Diz a lenda que a ideia do vocal com as duas vozes em andamento diferente surgiu de um acidente, quando o produtor executou sem querer uma gravação do gosto de Araya e a gravação que havia sugerida por Kerry King. No fim das contas, é justamente esse vocal dobrado que torna a música interessante.

A penúltima do disco é a pesada e rápida “Born of Fire”, que é a que mais tem jeitão de “Reign in Blood” do álbum, tanto na questão do peso como na questão da letra.

Finalmente, o disco traz a faixa-título fechando o disco. Obra-prima das obras-primas do thrash metal, a música “Seasons in the Abyss” é um hino do heavy metal. Traz o Slayer em um dos seus maiores momentos da carreira e um clipe histórico.

Filmado no Egito, em frente às famosas pirâmides, o clipe é daqueles que transporta qualquer fã de metal para um lugar como se ele estivesse tocando com a banda. Foi o primeiro videoclipe da história do Slayer, que, como o Metallica até o clipe de “One”, era avesso a esse tipo de coisa.

“War Ensemble” também ganharia um clipe bacana meses depois, trazendo já imagens da banda tocando na turnê de divulgação do disco.

O fato é que estes dois clipes eram figurinhas carimbadas nos programas de heavy metal de todas as MTVs do planeta. No Fúria Metal, da MTV Brasil, que seria inaugurada no fim de outubro de 1990, o vídeo de “Seasons in the Abyss” era um dos mais esperados e cultuados.

Com a faixa-título, o quinto álbum do Slayer é fechado com chave de ouro, mostrando o motivo de a banda ser uma das maiores do thrash metal. Foi o último álbum de Dave Lombardo na bateria antes do mestre das baquetas voltar, em 2006, no disco “Christ Illusion”.

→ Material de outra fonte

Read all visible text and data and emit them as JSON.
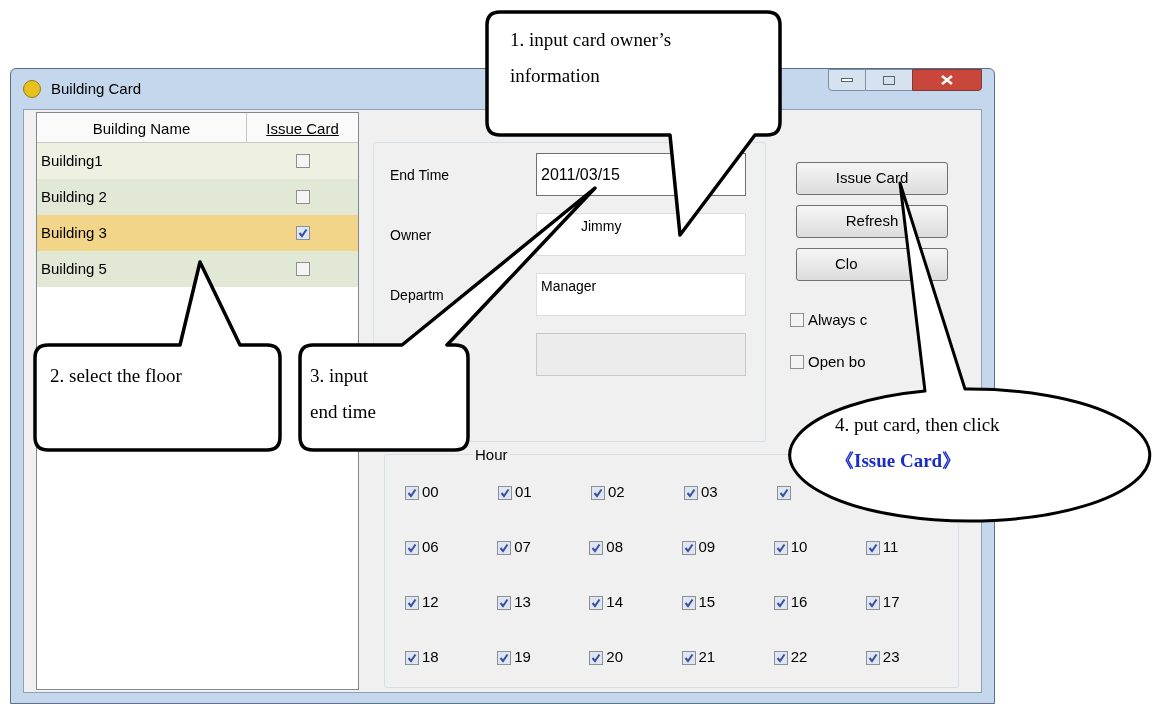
{
  "window": {
    "title": "Building Card"
  },
  "buildings": {
    "columns": [
      "Building Name",
      "Issue Card"
    ],
    "rows": [
      {
        "name": "Building1",
        "issue_card": false,
        "selected": false
      },
      {
        "name": "Building 2",
        "issue_card": false,
        "selected": false
      },
      {
        "name": "Building 3",
        "issue_card": true,
        "selected": true
      },
      {
        "name": "Building 5",
        "issue_card": false,
        "selected": false
      }
    ]
  },
  "fields": [
    {
      "label": "End Time",
      "value": "2011/03/15",
      "disabled": false
    },
    {
      "label": "Owner",
      "value": "Jimmy",
      "disabled": false
    },
    {
      "label": "Departm",
      "value": "Manager",
      "disabled": false
    },
    {
      "disabled": true
    }
  ],
  "buttons": [
    "Issue Card",
    "Refresh",
    "Clo"
  ],
  "options": [
    {
      "label": "Always c",
      "checked": false
    },
    {
      "label": "Open bo",
      "checked": false
    }
  ],
  "hours": {
    "label": "Hour",
    "rows": [
      [
        {
          "label": "00",
          "checked": true
        },
        {
          "label": "01",
          "checked": true
        },
        {
          "label": "02",
          "checked": true
        },
        {
          "label": "03",
          "checked": true
        },
        {
          "checked": true
        }
      ],
      [
        {
          "label": "06",
          "checked": true
        },
        {
          "label": "07",
          "checked": true
        },
        {
          "label": "08",
          "checked": true
        },
        {
          "label": "09",
          "checked": true
        },
        {
          "label": "10",
          "checked": true
        },
        {
          "label": "11",
          "checked": true
        }
      ],
      [
        {
          "label": "12",
          "checked": true
        },
        {
          "label": "13",
          "checked": true
        },
        {
          "label": "14",
          "checked": true
        },
        {
          "label": "15",
          "checked": true
        },
        {
          "label": "16",
          "checked": true
        },
        {
          "label": "17",
          "checked": true
        }
      ],
      [
        {
          "label": "18",
          "checked": true
        },
        {
          "label": "19",
          "checked": true
        },
        {
          "label": "20",
          "checked": true
        },
        {
          "label": "21",
          "checked": true
        },
        {
          "label": "22",
          "checked": true
        },
        {
          "label": "23",
          "checked": true
        }
      ]
    ]
  },
  "callouts": [
    {
      "kind": "box",
      "text": "1. input card owner’s information"
    },
    {
      "kind": "box",
      "text": "2. select the floor"
    },
    {
      "kind": "box",
      "text": "3. input end time"
    },
    {
      "kind": "oval",
      "text": "4. put card, then click**《Issue Card》**"
    }
  ]
}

Não por acaso, o Slayer demorou para gravar um disco à altura dos primeiros cinco que lançou. A química musical entre os quatro componentes clássicos foi o grande motivo de o grupo entrar para a história do heavy metal. E “Seasons in the Abyss” serve justamente para marcar o apogeu da fase clássica da banda.